Medida para Aumentar a Solvência do BRB
O governo do Distrito Federal (DF) solicitou à Câmara Legislativa autorização para utilizar imóveis públicos como garantia em empréstimos, com o objetivo de salvar o Banco de Brasília (BRB). O BRB, que já foi alvo de investigação no caso Master, enfrenta sérias dificuldades financeiras, acumulando um prejuízo estimado em R$ 5 bilhões devido à aquisição de carteiras de crédito do Banco Master, que apresentaram sinais de fraude.
O Banco Central (BC) exigiu que o BRB apresentasse um plano para reforçar seu capital e se recuperar das perdas associadas aos negócios com o Master, que foi liquidado em 2025. Assim, o governo do DF propôs um projeto de lei à Câmara Legislativa visando restaurar e fortalecer as condições econômico-financeiras do banco. A proposta inclui a disponibilização de 12 imóveis públicos como garantia em um possível empréstimo, que poderia ser feito, por exemplo, junto a grandes instituições bancárias.
Entre os imóveis citados está o Centro Administrativo do governo do DF, um local que se encontra vazio há mais de 12 anos. Em dezembro de 2025, o governador Ibaneis Rocha ressaltou que seriam necessários investimentos na casa de R$ 1 bilhão para reativar o espaço. O BRB, em nota, esclareceu que os imóveis ainda passarão por uma avaliação técnica independente. Neste momento, não é possível determinar o valor total dos ativos, uma vez que a precificação depende das condições de mercado.

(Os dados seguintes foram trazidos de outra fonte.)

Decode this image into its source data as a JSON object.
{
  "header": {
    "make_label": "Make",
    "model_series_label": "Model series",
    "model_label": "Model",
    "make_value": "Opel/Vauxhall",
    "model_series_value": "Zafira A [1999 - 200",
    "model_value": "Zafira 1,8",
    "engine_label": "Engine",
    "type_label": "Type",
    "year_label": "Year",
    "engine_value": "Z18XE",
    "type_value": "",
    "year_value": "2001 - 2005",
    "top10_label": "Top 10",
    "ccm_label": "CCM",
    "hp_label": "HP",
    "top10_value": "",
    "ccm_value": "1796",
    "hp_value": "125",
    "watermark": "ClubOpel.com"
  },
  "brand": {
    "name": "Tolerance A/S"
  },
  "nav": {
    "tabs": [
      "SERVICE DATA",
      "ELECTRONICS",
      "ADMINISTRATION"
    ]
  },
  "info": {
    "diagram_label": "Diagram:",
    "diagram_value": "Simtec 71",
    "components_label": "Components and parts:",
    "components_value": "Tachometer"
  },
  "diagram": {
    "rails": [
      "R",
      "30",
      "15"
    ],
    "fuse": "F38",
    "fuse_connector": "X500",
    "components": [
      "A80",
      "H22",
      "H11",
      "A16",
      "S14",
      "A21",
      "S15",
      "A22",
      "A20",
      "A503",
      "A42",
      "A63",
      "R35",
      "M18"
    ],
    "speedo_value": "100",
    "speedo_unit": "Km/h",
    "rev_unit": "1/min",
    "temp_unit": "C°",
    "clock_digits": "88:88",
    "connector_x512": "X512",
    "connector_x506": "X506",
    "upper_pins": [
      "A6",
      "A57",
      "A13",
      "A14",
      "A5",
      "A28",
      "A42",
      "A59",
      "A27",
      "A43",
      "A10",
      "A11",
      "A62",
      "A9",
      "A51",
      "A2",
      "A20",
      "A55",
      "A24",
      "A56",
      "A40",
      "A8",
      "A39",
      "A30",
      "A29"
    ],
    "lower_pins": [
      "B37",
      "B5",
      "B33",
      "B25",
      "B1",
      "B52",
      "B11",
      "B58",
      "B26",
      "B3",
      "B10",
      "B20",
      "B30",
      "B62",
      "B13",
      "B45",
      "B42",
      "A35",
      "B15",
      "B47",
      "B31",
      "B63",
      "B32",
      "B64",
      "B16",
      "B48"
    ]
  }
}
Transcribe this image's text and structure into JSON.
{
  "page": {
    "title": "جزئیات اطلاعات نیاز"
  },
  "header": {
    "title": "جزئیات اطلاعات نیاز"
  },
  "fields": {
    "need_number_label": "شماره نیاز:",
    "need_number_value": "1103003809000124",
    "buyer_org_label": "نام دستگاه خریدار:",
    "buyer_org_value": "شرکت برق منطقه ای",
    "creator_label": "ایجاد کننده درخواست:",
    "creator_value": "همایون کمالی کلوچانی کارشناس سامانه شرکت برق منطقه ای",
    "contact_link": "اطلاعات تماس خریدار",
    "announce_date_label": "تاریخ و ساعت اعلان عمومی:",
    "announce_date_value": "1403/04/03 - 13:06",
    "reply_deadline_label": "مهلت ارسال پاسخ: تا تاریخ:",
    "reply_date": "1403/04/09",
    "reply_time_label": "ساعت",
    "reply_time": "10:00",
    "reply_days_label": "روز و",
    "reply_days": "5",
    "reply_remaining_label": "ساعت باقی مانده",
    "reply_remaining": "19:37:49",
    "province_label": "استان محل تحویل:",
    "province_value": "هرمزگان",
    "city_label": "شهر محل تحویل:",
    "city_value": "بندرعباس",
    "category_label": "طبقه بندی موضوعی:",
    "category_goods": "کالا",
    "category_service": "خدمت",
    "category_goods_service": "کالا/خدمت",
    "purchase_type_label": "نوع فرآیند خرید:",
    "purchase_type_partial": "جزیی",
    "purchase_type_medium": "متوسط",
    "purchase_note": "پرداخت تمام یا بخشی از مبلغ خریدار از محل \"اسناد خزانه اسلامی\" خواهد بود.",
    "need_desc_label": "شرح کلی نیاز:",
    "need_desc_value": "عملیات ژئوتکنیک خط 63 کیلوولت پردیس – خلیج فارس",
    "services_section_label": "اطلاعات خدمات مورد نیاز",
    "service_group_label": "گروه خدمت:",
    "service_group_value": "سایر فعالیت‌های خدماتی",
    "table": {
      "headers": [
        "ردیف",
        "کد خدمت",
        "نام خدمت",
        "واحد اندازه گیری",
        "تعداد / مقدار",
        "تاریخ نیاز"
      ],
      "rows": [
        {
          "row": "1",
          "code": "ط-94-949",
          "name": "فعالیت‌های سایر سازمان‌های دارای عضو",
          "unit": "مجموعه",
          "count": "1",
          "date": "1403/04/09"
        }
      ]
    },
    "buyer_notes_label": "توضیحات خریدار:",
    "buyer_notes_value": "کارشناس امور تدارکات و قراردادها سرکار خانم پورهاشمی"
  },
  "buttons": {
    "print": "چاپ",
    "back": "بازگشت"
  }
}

A proposta de usar bens públicos como garantia requer a aprovação da Câmara Legislativa. Inicialmente, o governo esperava que o projeto fosse aprovado ainda nesta semana, mas a medida encontrou resistência até mesmo entre aliados. Alguns deputados distritais já sinalizaram que pretende discutir o texto, mas sem previsão de votação imediata, o que pode atrasar o processo.
Reuniões e Medidas de Ajuste
Para contornar a crise, o Banco Central tem realizado reuniões semanais com a diretoria do BRB. Dentre as medidas em estudo, estão cortes de custos, a não abertura de novas agências, e a diminuição do alcance das operações do banco. Essas ações são vistas como essenciais para estabilizar a instituição em um momento de incerteza.
A conexão do BRB com o caso Master permanece como uma das principais frentes de investigação no Supremo Tribunal Federal (STF). Na última segunda-feira (23), os delegados da Polícia Federal envolvidos nas investigações se reuniram pela segunda vez com o novo relator no STF, ministro André Mendonça. Durante essa conversa, foram discutidos os desdobramentos da apuração, que também inclui a investigação de influenciadores digitais associados a ataques ao Banco Central.
Essa situação ressalta a complexidade financeira na qual o BRB se encontra, e a estratégia do governo do DF em recorrer a ativos públicos para garantir a sobrevivência do banco. A condução cuidadosa deste processo será fundamental para evitar que a crise financeira se agrave ainda mais.